Writers are interviewed, cuddled, pampered or ignored, despised, excluded, too many of them are by now the product of the last thirty years’ only belief: success no matter what. They long to rely precisely upon the medium that supports the most extreme and systematic destruction of language. They are ready to lose themselves to gain appearance, turning themselves into caricatures, characters at the audience’s mercy as the enemies fed to the lions in the ancient arenas.
In this way they become voluntary slaves of a means of communications that in the very moment in which it mythicizes them, debunks them, it also forces them to a degrading mediation with the dominant thing (‘res’).
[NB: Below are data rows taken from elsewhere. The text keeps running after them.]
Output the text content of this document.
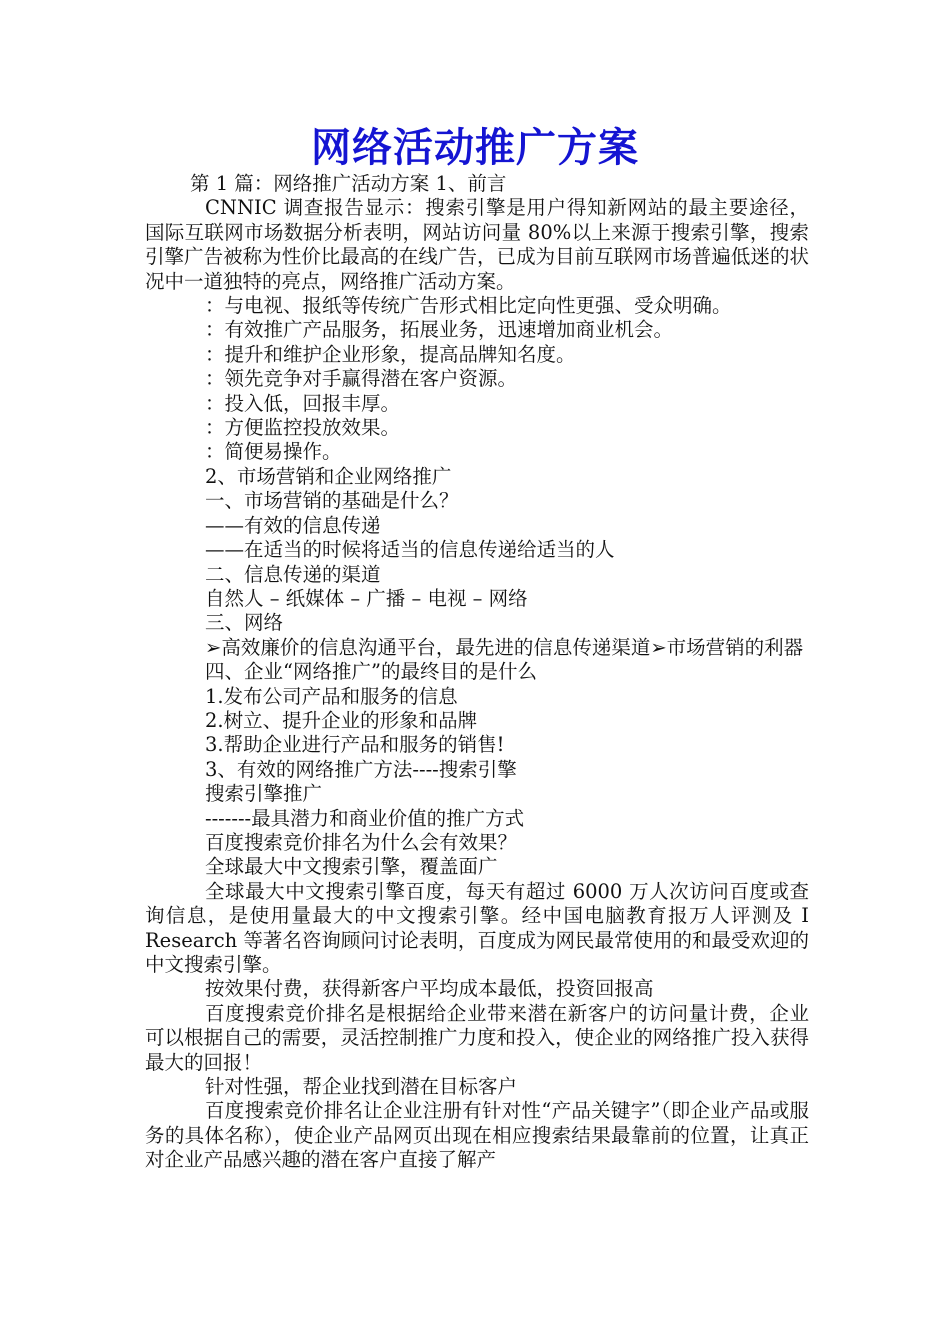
网络活动推广方案

第 1 篇：网络推广活动方案 1、前言

CNNIC 调查报告显示：搜索引擎是用户得知新网站的最主要途径，国际互联网市场数据分析表明，网站访问量 80%以上来源于搜索引擎，搜索引擎广告被称为性价比最高的在线广告，已成为目前互联网市场普遍低迷的状况中一道独特的亮点，网络推广活动方案。

：与电视、报纸等传统广告形式相比定向性更强、受众明确。

：有效推广产品服务，拓展业务，迅速增加商业机会。

：提升和维护企业形象，提高品牌知名度。

：领先竞争对手赢得潜在客户资源。

：投入低，回报丰厚。

：方便监控投放效果。

：简便易操作。

2、市场营销和企业网络推广

一、市场营销的基础是什么？

——有效的信息传递

——在适当的时候将适当的信息传递给适当的人

二、信息传递的渠道

自然人 – 纸媒体 – 广播 – 电视 – 网络

三、网络

➢高效廉价的信息沟通平台，最先进的信息传递渠道➢市场营销的利器

四、企业“网络推广”的最终目的是什么

1.发布公司产品和服务的信息

2.树立、提升企业的形象和品牌

3.帮助企业进行产品和服务的销售!

3、有效的网络推广方法----搜索引擎

搜索引擎推广

-------最具潜力和商业价值的推广方式

百度搜索竞价排名为什么会有效果？

全球最大中文搜索引擎，覆盖面广

全球最大中文搜索引擎百度，每天有超过 6000 万人次访问百度或查询信息，是使用量最大的中文搜索引擎。经中国电脑教育报万人评测及 I Research 等著名咨询顾问讨论表明，百度成为网民最常使用的和最受欢迎的中文搜索引擎。

按效果付费，获得新客户平均成本最低，投资回报高

百度搜索竞价排名是根据给企业带来潜在新客户的访问量计费，企业可以根据自己的需要，灵活控制推广力度和投入，使企业的网络推广投入获得最大的回报！

针对性强，帮企业找到潜在目标客户

百度搜索竞价排名让企业注册有针对性“产品关键字”（即企业产品或服务的具体名称），使企业产品网页出现在相应搜索结果最靠前的位置，让真正对企业产品感兴趣的潜在客户直接了解产
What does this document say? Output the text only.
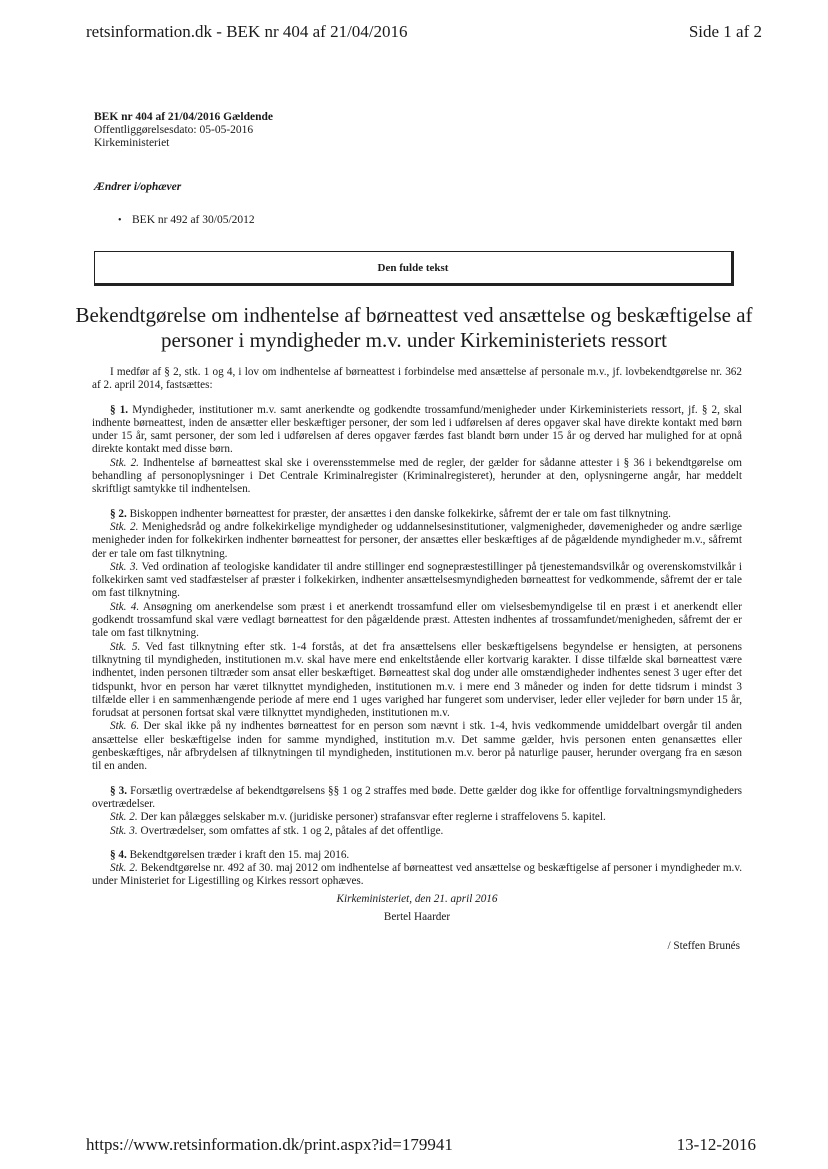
retsinformation.dk - BEK nr 404 af 21/04/2016	Side 1 af 2
BEK nr 404 af 21/04/2016 Gældende
Offentliggørelsesdato: 05-05-2016
Kirkeministeriet
Ændrer i/ophæver
• BEK nr 492 af 30/05/2012
Den fulde tekst
Bekendtgørelse om indhentelse af børneattest ved ansættelse og beskæftigelse af personer i myndigheder m.v. under Kirkeministeriets ressort

I medfør af § 2, stk. 1 og 4, i lov om indhentelse af børneattest i forbindelse med ansættelse af personale m.v., jf. lovbekendtgørelse nr. 362 af 2. april 2014, fastsættes:

§ 1. Myndigheder, institutioner m.v. samt anerkendte og godkendte trossamfund/menigheder under Kirkeministeriets ressort, jf. § 2, skal indhente børneattest, inden de ansætter eller beskæftiger personer, der som led i udførelsen af deres opgaver skal have direkte kontakt med børn under 15 år, samt personer, der som led i udførelsen af deres opgaver færdes fast blandt børn under 15 år og derved har mulighed for at opnå direkte kontakt med disse børn.

Stk. 2. Indhentelse af børneattest skal ske i overensstemmelse med de regler, der gælder for sådanne attester i § 36 i bekendtgørelse om behandling af personoplysninger i Det Centrale Kriminalregister (Kriminalregisteret), herunder at den, oplysningerne angår, har meddelt skriftligt samtykke til indhentelsen.

§ 2. Biskoppen indhenter børneattest for præster, der ansættes i den danske folkekirke, såfremt der er tale om fast tilknytning.

Stk. 2. Menighedsråd og andre folkekirkelige myndigheder og uddannelsesinstitutioner, valgmenigheder, døvemenigheder og andre særlige menigheder inden for folkekirken indhenter børneattest for personer, der ansættes eller beskæftiges af de pågældende myndigheder m.v., såfremt der er tale om fast tilknytning.

Stk. 3. Ved ordination af teologiske kandidater til andre stillinger end sognepræstestillinger på tjenestemandsvilkår og overenskomstvilkår i folkekirken samt ved stadfæstelser af præster i folkekirken, indhenter ansættelsesmyndigheden børneattest for vedkommende, såfremt der er tale om fast tilknytning.

Stk. 4. Ansøgning om anerkendelse som præst i et anerkendt trossamfund eller om vielsesbemyndigelse til en præst i et anerkendt eller godkendt trossamfund skal være vedlagt børneattest for den pågældende præst. Attesten indhentes af trossamfundet/menigheden, såfremt der er tale om fast tilknytning.

Stk. 5. Ved fast tilknytning efter stk. 1-4 forstås, at det fra ansættelsens eller beskæftigelsens begyndelse er hensigten, at personens tilknytning til myndigheden, institutionen m.v. skal have mere end enkeltstående eller kortvarig karakter. I disse tilfælde skal børneattest være indhentet, inden personen tiltræder som ansat eller beskæftiget. Børneattest skal dog under alle omstændigheder indhentes senest 3 uger efter det tidspunkt, hvor en person har været tilknyttet myndigheden, institutionen m.v. i mere end 3 måneder og inden for dette tidsrum i mindst 3 tilfælde eller i en sammenhængende periode af mere end 1 uges varighed har fungeret som underviser, leder eller vejleder for børn under 15 år, forudsat at personen fortsat skal være tilknyttet myndigheden, institutionen m.v.

Stk. 6. Der skal ikke på ny indhentes børneattest for en person som nævnt i stk. 1-4, hvis vedkommende umiddelbart overgår til anden ansættelse eller beskæftigelse inden for samme myndighed, institution m.v. Det samme gælder, hvis personen enten genansættes eller genbeskæftiges, når afbrydelsen af tilknytningen til myndigheden, institutionen m.v. beror på naturlige pauser, herunder overgang fra en sæson til en anden.

§ 3. Forsætlig overtrædelse af bekendtgørelsens §§ 1 og 2 straffes med bøde. Dette gælder dog ikke for offentlige forvaltningsmyndigheders overtrædelser.

Stk. 2. Der kan pålægges selskaber m.v. (juridiske personer) strafansvar efter reglerne i straffelovens 5. kapitel.

Stk. 3. Overtrædelser, som omfattes af stk. 1 og 2, påtales af det offentlige.

§ 4. Bekendtgørelsen træder i kraft den 15. maj 2016.

Stk. 2. Bekendtgørelse nr. 492 af 30. maj 2012 om indhentelse af børneattest ved ansættelse og beskæftigelse af personer i myndigheder m.v. under Ministeriet for Ligestilling og Kirkes ressort ophæves.

Kirkeministeriet, den 21. april 2016
Bertel Haarder
/ Steffen Brunés
https://www.retsinformation.dk/print.aspx?id=179941	13-12-2016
They are forced to come to terms with the propaganda of official positive values, with a communicative vehicle in which communication itself is the eternal absent as it can only offer models that excludes those who do not adhere to them. This is a compromise which forces the writer to an adjustment to the viewer’s expected needs; moreover, these needs are fictitiously created by the medium itself, in a commercial logic in which supply determines demand, and not the opposite. This is a compromise in which the writer fully gives himself to the consent of mass media, which are reactionary and anti-cultural by their very nature.
The ultimate need of the television medium is to make us forget that the person on the screen is an author of books, to turn them into a character, pleasant or unpleasant depending on one’s requirements: TV therefore to suppresses the writers’ nature in order to make them fit for the stage.
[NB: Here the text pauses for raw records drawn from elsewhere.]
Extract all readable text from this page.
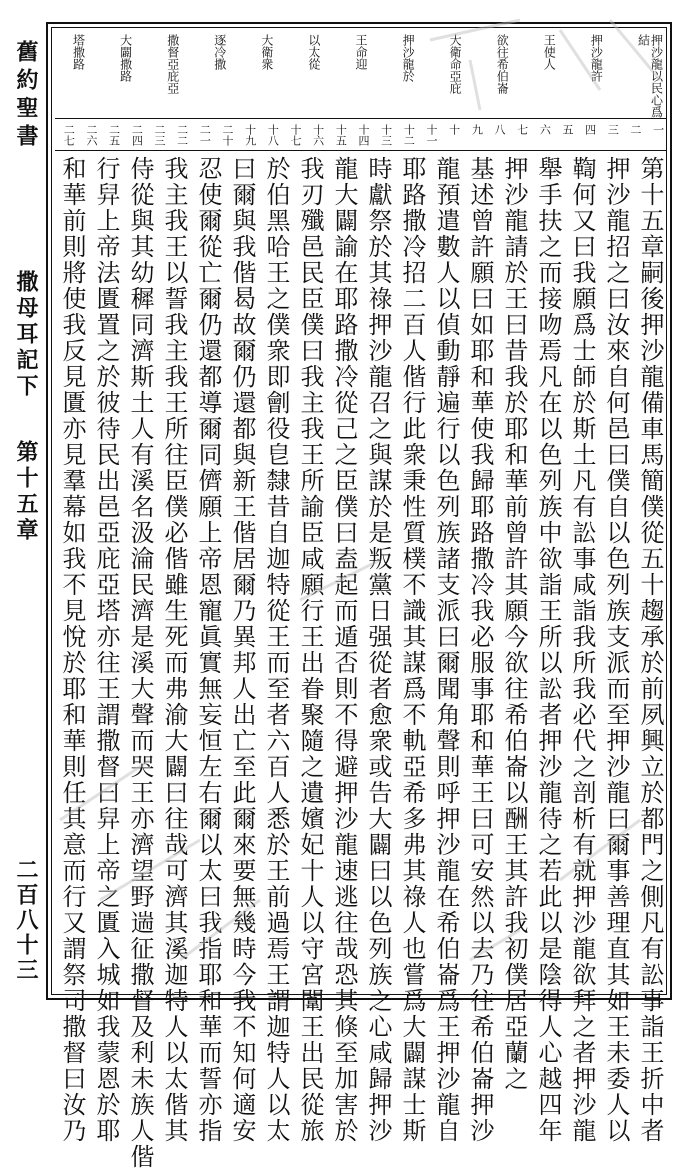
舊約聖書
撒母耳記下
第十五章
二百八十三
押沙龍以民心爲結
押沙龍許
王使人
欲往希伯崙
大衛命亞庇
押沙龍於
王命迎
以太從
大衛衆
逐冷撒
撒督亞庇亞
大闢撒路
塔撒路
一
二
三
四
五
六
七
八
九
十
十一
十二
十三
十四
十五
十六
十七
十八
十九
二十
二一
二二
二三
二四
二五
二六
二七
第十五章嗣後押沙龍備車馬簡僕從五十趨承於前夙興立於都門之側凡有訟事詣王折中者
押沙龍招之曰汝來自何邑曰僕自以色列族支派而至押沙龍曰爾事善理直其如王未委人以
鞫何又曰我願爲士師於斯土凡有訟事咸詣我所我必代之剖析有就押沙龍欲拜之者押沙龍
舉手扶之而接吻焉凡在以色列族中欲詣王所以訟者押沙龍待之若此以是陰得人心越四年
押沙龍請於王曰昔我於耶和華前曾許其願今欲往希伯崙以酬王其許我初僕居亞蘭之
基述曾許願曰如耶和華使我歸耶路撒冷我必服事耶和華王曰可安然以去乃往希伯崙押沙
龍預遣數人以偵動靜遍行以色列族諸支派曰爾聞角聲則呼押沙龍在希伯崙爲王押沙龍自
耶路撒冷招二百人偕行此衆秉性質樸不識其謀爲不軌亞希多弗其祿人也嘗爲大闢謀士斯
時獻祭於其祿押沙龍召之與謀於是叛黨日强從者愈衆或告大闢曰以色列族之心咸歸押沙
龍大闢諭在耶路撒冷從己之臣僕曰盍起而遁否則不得避押沙龍速逃往哉恐其倏至加害於
我刃殲邑民臣僕曰我主我王所諭臣咸願行王出眷聚隨之遺嬪妃十人以守宮闈王出民從旅
於伯黑哈王之僕衆即劊役皀隸昔自迦特從王而至者六百人悉於王前過焉王謂迦特人以太
曰爾與我偕曷故爾仍還都與新王偕居爾乃異邦人出亡至此爾來要無幾時今我不知何適安
忍使爾從亡爾仍還都導爾同儕願上帝恩寵眞實無妄恒左右爾以太曰我指耶和華而誓亦指
我主我王以誓我主我王所往臣僕必偕雖生死而弗渝大闢曰往哉可濟其溪迦特人以太偕其
侍從與其幼穉同濟斯土人有溪名汲淪民濟是溪大聲而哭王亦濟望野遄征撒督及利未族人偕
行舁上帝法匱置之於彼待民出邑亞庇亞塔亦往王謂撒督曰舁上帝之匱入城如我蒙恩於耶
和華前則將使我反見匱亦見羣幕如我不見悅於耶和華則任其意而行又謂祭司撒督曰汝乃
As far as they are concerned, authors turn out to be mostly ridiculous and unsuitable to the medium; or rather haughty, so aloof to be almost unseemly; at worst, they are pleased to be on television and finally subdued to the show business. They are anyway deprived of their role as writers: they become actors instead of communicating with readers through their work, they become comedians who aim at communicating their self-representation to viewers, similarly to telesales auctioneers who give up their dignity and their role in order to gain a larger number of customers. While drifting away from their nature, they integrate perfectly in the neo-capitalist system, subduing their art and their intellect to a visual culture dominated by a downward adjustment, to meet an audience of disoriented viewers of which they become part. However, you will not find a trace of their own disorientation in their works, because now they have reached the certainty that the book is just merchandise, a product to sell to an audiece of non-readers. Renouncing forever to their originality, to the possible distinctiveness of their voice, to their individuality. Giving up, that is, to be a writer.